In origine si trattava di un agile vademecum di 35 pagine per i tutor dell’associazione Deina, che ogni anno accompagnano migliaia di studenti sui luoghi della memoria in un viaggio che è fatto anche di riflessioni storiche e di approfondimenti, oltre che di empatia e emozioni.
Attraverso un’efficace azione di debunking delle “bufale” sul fascismo Filippi smonta efficacemente la macchina della propaganda, spesso nata e alimentata già da Mussolini e dai membri dello stesso fascismo: le pensioni date agli italiani, la bonifica delle paludi, la casa per tutti, la legalità durante il fascismo, la lotta alla mafia, la ricchezza diffusa, il rispetto del ruolo della donna, le doti strategiche, militari e umane di Mussolini sono alcuni dei temi trattati con dovizia di riferimenti alle fonti e clamorosamente rivelati in realtà come falsi. La pensione, o per meglio dire il sistema previdenziale per vecchiaia e malattia, fu in effetti un’invenzione tedesca, comparsa per la prima volta in Germania grazie al cancelliere Otto von Bismarck. Si data nel 1888. Il governo italiano adottò un primo sistema di garanzie pensionistiche nel 1895, 27 anni prima della presa del potere da parte del fascismo, grazie al governo Crispi.
Ciò che il duce fece fu accentrare nelle mani del partito tutte le funzioni del governo, tra le quali anche il lavoro e la previdenza. Ogni azione aveva lo scopo di rendere controllabile il sistema direttamente dai vertici del potere.
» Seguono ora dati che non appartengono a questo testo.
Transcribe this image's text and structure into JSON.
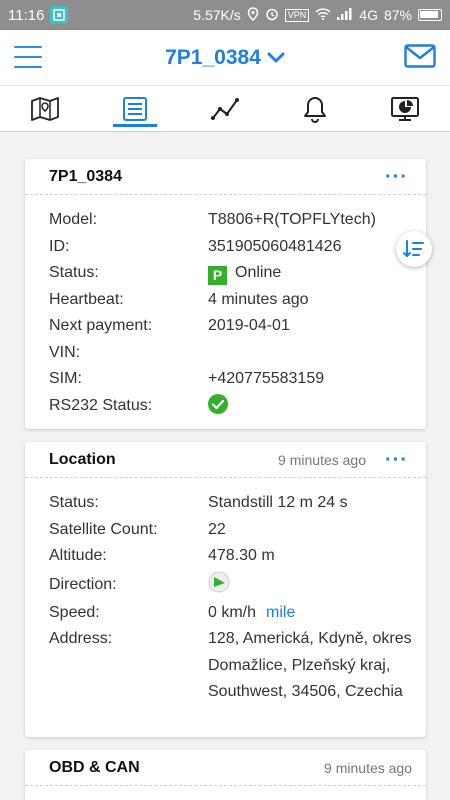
{
  "status_bar": {
    "time": "11:16",
    "speed": "5.57K/s",
    "vpn": "VPN",
    "network": "4G",
    "battery": "87%"
  },
  "header": {
    "title": "7P1_0384",
    "menu_icon": "hamburger-icon",
    "mail_icon": "mail-icon",
    "accent": "#1f7fe0"
  },
  "tabs": [
    {
      "icon": "map-icon",
      "active": false
    },
    {
      "icon": "list-icon",
      "active": true
    },
    {
      "icon": "chart-line-icon",
      "active": false
    },
    {
      "icon": "bell-icon",
      "active": false
    },
    {
      "icon": "report-icon",
      "active": false
    }
  ],
  "device_card": {
    "title": "7P1_0384",
    "more": "···",
    "rows": [
      {
        "key": "Model:",
        "value": "T8806+R(TOPFLYtech)"
      },
      {
        "key": "ID:",
        "value": "351905060481426"
      },
      {
        "key": "Status:",
        "value": "Online",
        "badge": "P"
      },
      {
        "key": "Heartbeat:",
        "value": "4 minutes ago"
      },
      {
        "key": "Next payment:",
        "value": "2019-04-01"
      },
      {
        "key": "VIN:",
        "value": ""
      },
      {
        "key": "SIM:",
        "value": "+420775583159"
      },
      {
        "key": "RS232 Status:",
        "value": ""
      }
    ]
  },
  "location_card": {
    "title": "Location",
    "time": "9 minutes ago",
    "more": "···",
    "rows": [
      {
        "key": "Status:",
        "value": "Standstill 12 m 24 s"
      },
      {
        "key": "Satellite Count:",
        "value": "22"
      },
      {
        "key": "Altitude:",
        "value": "478.30 m"
      },
      {
        "key": "Direction:",
        "value": ""
      },
      {
        "key": "Speed:",
        "value": "0 km/h",
        "link": "mile"
      },
      {
        "key": "Address:",
        "value": "128, Americká, Kdyně, okres Domažlice, Plzeňský kraj, Southwest, 34506, Czechia"
      }
    ]
  },
  "obd_card": {
    "title": "OBD & CAN",
    "time": "9 minutes ago"
  }
}
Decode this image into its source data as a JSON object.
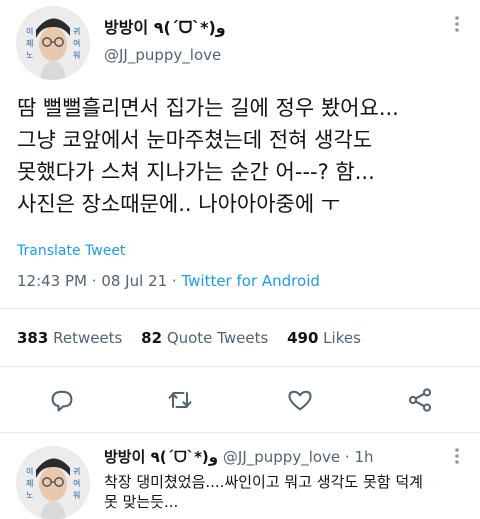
{
  "tweet": {
    "author_name": "방방이 ٩(ˊᗜˋ*)و",
    "author_handle": "@JJ_puppy_love",
    "avatar_text": [
      "이",
      "제",
      "노",
      "귀",
      "여",
      "워"
    ],
    "body_lines": [
      "땀 뻘뻘흘리면서 집가는 길에 정우 봤어요...",
      "그냥 코앞에서 눈마주쳤는데 전혀 생각도",
      "못했다가  스쳐 지나가는 순간 어---? 함...",
      "사진은 장소때문에.. 나아아아중에 ㅜ"
    ],
    "translate_label": "Translate Tweet",
    "time": "12:43 PM",
    "date": "08 Jul 21",
    "source": "Twitter for Android",
    "retweets_count": "383",
    "retweets_label": "Retweets",
    "quotes_count": "82",
    "quotes_label": "Quote Tweets",
    "likes_count": "490",
    "likes_label": "Likes"
  },
  "reply": {
    "author_name": "방방이 ٩(ˊᗜˋ*)و",
    "author_handle": "@JJ_puppy_love",
    "age": "1h",
    "text_lines": [
      "착장 댕미쳤었음....싸인이고 뭐고 생각도 못함 덕계",
      "못 맞는듯..."
    ]
  },
  "colors": {
    "accent": "#1d9bf0",
    "secondary_text": "#536471",
    "primary_text": "#0f1419",
    "divider": "#e6ecf0"
  },
  "icons": [
    "more-vertical-icon",
    "reply-icon",
    "retweet-icon",
    "like-icon",
    "share-icon"
  ]
}
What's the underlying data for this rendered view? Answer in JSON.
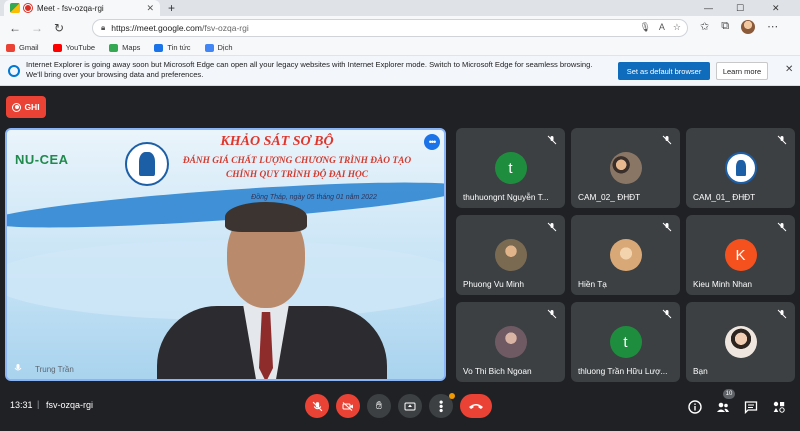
{
  "browser": {
    "tab_title": "Meet - fsv-ozqa-rgi",
    "tab_close": "✕",
    "new_tab": "+",
    "url_host": "https://meet.google.com",
    "url_path": "/fsv-ozqa-rgi",
    "win_min": "—",
    "win_max": "☐",
    "win_close": "✕"
  },
  "bookmarks": [
    {
      "label": "Gmail",
      "color": "#ea4335"
    },
    {
      "label": "YouTube",
      "color": "#ff0000"
    },
    {
      "label": "Maps",
      "color": "#34a853"
    },
    {
      "label": "Tin tức",
      "color": "#1a73e8"
    },
    {
      "label": "Dịch",
      "color": "#4285f4"
    }
  ],
  "infobar": {
    "message": "Internet Explorer is going away soon but Microsoft Edge can open all your legacy websites with Internet Explorer mode. Switch to Microsoft Edge for seamless browsing. We'll bring over your browsing data and preferences.",
    "primary_button": "Set as default browser",
    "secondary_button": "Learn more"
  },
  "meet": {
    "record_label": "GHI",
    "main_tile": {
      "slide_title": "KHẢO SÁT SƠ BỘ",
      "slide_line1": "ĐÁNH GIÁ CHẤT LƯỢNG CHƯƠNG TRÌNH ĐÀO TẠO",
      "slide_line2": "CHÍNH QUY TRÌNH ĐỘ ĐẠI HỌC",
      "slide_date": "Đồng Tháp, ngày 05 tháng 01 năm 2022",
      "logo_text": "NU-CEA",
      "speaker_name": "Trung Trần"
    },
    "participants": [
      {
        "name": "thuhuongnt Nguyễn T...",
        "initial": "t",
        "color": "#1e8e3e"
      },
      {
        "name": "CAM_02_ ĐHĐT",
        "initial": "",
        "color": "#6b5b4f"
      },
      {
        "name": "CAM_01_ ĐHĐT",
        "initial": "",
        "color": "#ffffff"
      },
      {
        "name": "Phuong Vu Minh",
        "initial": "",
        "color": "#c9b79c"
      },
      {
        "name": "Hiền Tạ",
        "initial": "",
        "color": "#e9c7a0"
      },
      {
        "name": "Kieu Minh Nhan",
        "initial": "K",
        "color": "#f4511e"
      },
      {
        "name": "Vo Thi Bich Ngoan",
        "initial": "",
        "color": "#7a6670"
      },
      {
        "name": "thluong Trần Hữu Lượ...",
        "initial": "t",
        "color": "#1e8e3e"
      },
      {
        "name": "Bạn",
        "initial": "",
        "color": "#e8d2c0"
      }
    ],
    "bottom": {
      "time": "13:31",
      "separator": "|",
      "meeting_code": "fsv-ozqa-rgi",
      "participant_count": "10"
    },
    "colors": {
      "background": "#202124",
      "tile": "#3c4043",
      "danger": "#ea4335",
      "accent": "#8ab4f8"
    }
  }
}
Nel 1933 venne cambiato il nome della “Cassa Nazionale” in “Istituto Nazionale Fascista della Previdenza Sociale”: oltre al nome la struttura venne verticalizzata e la nomina del presidente passò direttamente nelle mani del capo del governo. L’acronimo INPS è rimasto ancora oggi con la sola cancellazione dell’aggettivo fascista. Se passiamo alla bonifica delle paludi, Filippi illustra che i provvedimenti in questo senso erano già al centro dello sforzo governativo prima della marcia su Roma.
Anche qui, come in altri casi, Mussolini non inventò nuove vie di approccio ai problemi, ma riuscì nell’operazione di riunificare le molte iniziative già in essere per poi prendersi il merito della loro attuazione. […] Secondo gli studi della commissione preposta al coordinamento delle azioni di bonifica, negli anni venti in Italia erano 8 milioni gli ettari di terra bonificabili. […] Il fascismo promise di aumentare di un terzo la superficie agricola utile del paese. Anche in questo caso la propaganda la fece da padrona: […] dopo dieci anni di lavori e denaro pubblico il governò dichiarò di aver raggiunto l’obiettivo che si era prefissato, proclamando redenti all’aratro 4 milioni di ettari di terreno. In realtà la metà, ma se si guarda nel dettaglio, la metà della metà. […] Quindi, dato che sui 4 sbandierati, due milioni di ettari non erano altro che lavori in corso d’opera, o immaginati, e un altro milione e mezzo era frutto di bonifiche prefasciste, si può concludere che l’obiettivo di 8 milioni di ettari di terra da redimere fu mancato di ben 7 milioni e mezzo. Un vero successo!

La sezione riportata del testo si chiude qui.